SorinV
SorinV

Reputation: 624

multiprocessing - pool allocation

I notice this behavior in python for the pool allocation. Even though I have 20 processes in the pool, when I do a map_async for say 8 processes, instead of throwing all the processes to execute, I get only 4 executing. when those 4 finish, it sends two more, and then when those two finish is sends one.

When I throw more than 20 at it, it runs all 20, until it starts to get less than 20 in the queue, when the above behavior repeats.

I assume this is done on purpose, but it looks weird. My goal is to have the requests processed as soon as they come in and obviously this behavior does not fit.
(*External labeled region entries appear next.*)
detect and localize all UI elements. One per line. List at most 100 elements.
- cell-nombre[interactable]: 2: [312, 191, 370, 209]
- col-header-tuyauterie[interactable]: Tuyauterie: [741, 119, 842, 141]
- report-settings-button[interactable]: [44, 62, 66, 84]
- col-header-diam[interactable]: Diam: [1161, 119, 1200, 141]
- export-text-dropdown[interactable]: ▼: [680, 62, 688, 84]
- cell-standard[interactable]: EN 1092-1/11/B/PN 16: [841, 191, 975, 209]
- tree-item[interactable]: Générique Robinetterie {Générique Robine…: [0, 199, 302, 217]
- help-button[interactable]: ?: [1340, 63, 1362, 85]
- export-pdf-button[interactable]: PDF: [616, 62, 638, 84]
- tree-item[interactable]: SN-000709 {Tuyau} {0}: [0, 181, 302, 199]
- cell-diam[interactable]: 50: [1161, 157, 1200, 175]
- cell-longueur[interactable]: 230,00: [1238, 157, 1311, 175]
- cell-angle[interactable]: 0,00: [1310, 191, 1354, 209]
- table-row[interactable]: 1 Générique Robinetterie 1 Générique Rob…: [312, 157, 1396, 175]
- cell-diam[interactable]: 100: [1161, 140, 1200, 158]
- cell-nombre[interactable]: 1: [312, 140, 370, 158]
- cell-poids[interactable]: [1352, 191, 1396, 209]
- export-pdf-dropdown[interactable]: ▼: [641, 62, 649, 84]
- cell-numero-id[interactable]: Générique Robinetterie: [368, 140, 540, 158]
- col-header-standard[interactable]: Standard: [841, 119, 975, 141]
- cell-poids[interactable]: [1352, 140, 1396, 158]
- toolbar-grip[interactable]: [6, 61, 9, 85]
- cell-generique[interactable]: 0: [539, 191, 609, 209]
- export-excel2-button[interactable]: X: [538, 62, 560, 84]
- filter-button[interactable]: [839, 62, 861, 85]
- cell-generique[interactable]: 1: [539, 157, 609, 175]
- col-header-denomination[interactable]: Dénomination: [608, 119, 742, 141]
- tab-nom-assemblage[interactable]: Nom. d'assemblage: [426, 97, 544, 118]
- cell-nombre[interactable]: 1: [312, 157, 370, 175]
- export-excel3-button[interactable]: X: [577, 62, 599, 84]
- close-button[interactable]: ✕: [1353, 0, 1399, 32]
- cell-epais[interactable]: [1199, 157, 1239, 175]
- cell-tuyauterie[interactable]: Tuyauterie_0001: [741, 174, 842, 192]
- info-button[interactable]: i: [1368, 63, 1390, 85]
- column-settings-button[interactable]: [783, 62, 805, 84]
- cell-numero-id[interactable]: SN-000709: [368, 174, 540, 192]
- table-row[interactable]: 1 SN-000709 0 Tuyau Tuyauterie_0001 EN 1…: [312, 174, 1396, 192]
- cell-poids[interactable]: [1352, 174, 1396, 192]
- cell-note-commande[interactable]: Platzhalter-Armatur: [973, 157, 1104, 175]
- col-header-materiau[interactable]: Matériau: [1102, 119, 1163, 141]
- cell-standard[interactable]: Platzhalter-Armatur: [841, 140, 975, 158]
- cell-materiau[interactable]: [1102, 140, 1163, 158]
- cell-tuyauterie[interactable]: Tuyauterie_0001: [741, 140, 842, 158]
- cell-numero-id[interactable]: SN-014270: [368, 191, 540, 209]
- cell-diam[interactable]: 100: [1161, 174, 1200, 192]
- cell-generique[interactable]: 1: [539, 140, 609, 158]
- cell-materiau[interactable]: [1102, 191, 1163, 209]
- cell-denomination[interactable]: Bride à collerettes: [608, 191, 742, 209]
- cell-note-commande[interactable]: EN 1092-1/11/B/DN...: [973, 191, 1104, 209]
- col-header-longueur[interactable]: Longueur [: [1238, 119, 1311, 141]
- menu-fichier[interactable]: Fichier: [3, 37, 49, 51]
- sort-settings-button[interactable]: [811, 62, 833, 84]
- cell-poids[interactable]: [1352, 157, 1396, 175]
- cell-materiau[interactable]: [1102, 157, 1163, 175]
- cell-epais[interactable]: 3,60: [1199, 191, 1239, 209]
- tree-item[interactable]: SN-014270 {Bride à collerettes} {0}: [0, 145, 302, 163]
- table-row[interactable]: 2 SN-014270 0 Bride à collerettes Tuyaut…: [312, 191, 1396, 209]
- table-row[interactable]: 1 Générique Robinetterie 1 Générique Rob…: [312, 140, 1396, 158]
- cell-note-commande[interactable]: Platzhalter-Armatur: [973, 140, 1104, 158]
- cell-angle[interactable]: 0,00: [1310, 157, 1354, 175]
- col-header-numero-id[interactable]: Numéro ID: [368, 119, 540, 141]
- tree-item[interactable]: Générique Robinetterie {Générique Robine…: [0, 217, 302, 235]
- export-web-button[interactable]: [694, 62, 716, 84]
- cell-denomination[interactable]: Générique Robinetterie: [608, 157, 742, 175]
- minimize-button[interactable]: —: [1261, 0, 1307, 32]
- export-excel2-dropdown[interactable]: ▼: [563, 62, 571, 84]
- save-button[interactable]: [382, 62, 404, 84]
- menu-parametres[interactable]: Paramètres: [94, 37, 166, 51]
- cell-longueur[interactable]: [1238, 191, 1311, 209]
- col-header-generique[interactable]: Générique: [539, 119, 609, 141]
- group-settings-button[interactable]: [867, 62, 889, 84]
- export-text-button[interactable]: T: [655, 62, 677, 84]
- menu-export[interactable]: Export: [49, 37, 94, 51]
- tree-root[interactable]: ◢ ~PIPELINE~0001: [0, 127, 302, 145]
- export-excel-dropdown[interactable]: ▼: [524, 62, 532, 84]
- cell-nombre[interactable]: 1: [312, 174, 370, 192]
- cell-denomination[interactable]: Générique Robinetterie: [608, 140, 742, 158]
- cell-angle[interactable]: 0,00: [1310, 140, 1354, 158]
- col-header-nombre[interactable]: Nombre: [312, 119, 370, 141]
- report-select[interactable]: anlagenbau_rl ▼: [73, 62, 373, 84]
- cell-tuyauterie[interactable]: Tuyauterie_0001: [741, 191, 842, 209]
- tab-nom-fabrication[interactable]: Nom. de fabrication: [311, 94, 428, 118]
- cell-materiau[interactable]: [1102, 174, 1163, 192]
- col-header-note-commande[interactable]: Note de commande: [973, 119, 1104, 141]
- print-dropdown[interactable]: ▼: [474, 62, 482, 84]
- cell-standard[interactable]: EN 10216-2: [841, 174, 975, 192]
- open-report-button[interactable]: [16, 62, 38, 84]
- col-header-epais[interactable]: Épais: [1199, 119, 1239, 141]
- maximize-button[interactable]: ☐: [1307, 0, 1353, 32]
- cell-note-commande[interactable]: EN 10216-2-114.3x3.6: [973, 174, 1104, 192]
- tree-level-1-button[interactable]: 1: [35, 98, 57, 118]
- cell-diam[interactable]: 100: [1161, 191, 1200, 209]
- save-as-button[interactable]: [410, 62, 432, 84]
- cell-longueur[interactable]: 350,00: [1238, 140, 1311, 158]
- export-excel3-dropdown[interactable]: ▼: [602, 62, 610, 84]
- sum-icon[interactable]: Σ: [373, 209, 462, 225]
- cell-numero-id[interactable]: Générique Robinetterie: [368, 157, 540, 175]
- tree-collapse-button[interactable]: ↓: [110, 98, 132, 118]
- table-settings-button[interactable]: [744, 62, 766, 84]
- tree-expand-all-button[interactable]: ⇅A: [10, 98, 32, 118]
Using python 2.6 with billiard for maxtasksperchild support

Any ideas how can I improve it?

Code:

mypool = pool.Pool(processes=settings['num-processes'], initializer=StartChild, maxtasksperchild=10)

while True:
    lines = DbData.GetAll()
    if len(lines) > 0:
        print 'Starting to process: ', len(lines), ' urls'
        Res = mypool.map_async(RunChild, lines)
        Returns = Res.get(None)
        print 'Pool returns: ', idx, Returns
    else:
        time.sleep(0.5)

Upvotes: 1

Views: 1290

Answers (1)

oliverXoX
oliverXoX

Reputation: 63

One way I deal with multiprocessing in Python is the following:

I have data on which I want to use a function function().
First I create a multiprocessing subclass:

import multiprocessing

class ProcessThread(multiprocessing.Process):
    def __init__(self, id_t, inputqueue, idqueue, function, resultqueue):
        self.id_t = id_t
        self.inputlist = inputqueue
        self.idqueue = idqueue
        self.function = function
        self.resultqueue = resultqueue

        multiprocessing.Process.__init__(self)

    def run(self):
        s = "process number: " + str(self.id_t) + " starting"
        print s
        result = []

        while self.inputqueue.qsize() > 0
            try:
                inp = self.inputqueue.get()
            except Exception:
                pass
            result = self.function(inp)
            while 1:
               try:
                   self.resultqueue.put([self.id,])
               except Exception:
                   pass
               else:
                   break
            self.idqueue.put(id)
            return

and the main function:

inputqueue = multiprocessing.Queue()
resultqueue = multiprocessing.Queue()
idqueue = multiprocessing.Queue()

def function(data):
    print data # or what you want

for datum in data:
    inputqueue.put(datum)

for i in xrange(nbprocess):
    ProcessThread(i, inputqueue, idqueue, function, resultqueue).start()

and finally get results:

results = []
while idqueue.qsize() < nbprocess:
    pass
while resultqueue.qsize() > 0:
    results.append(resultqueue.get())

In this way you can control perfectly what is appended with process and other stuff. Using a multiprocessing inputqueue is an efficient technique only if the computation for each datum is quite slow (< 1,2 seconds) because of the concurrent access of the different process to the queues (that why I use exception). If your function computes very quickly, consider splitting up your data only once at the begining and put chunks of the dataset for every process at the beginning.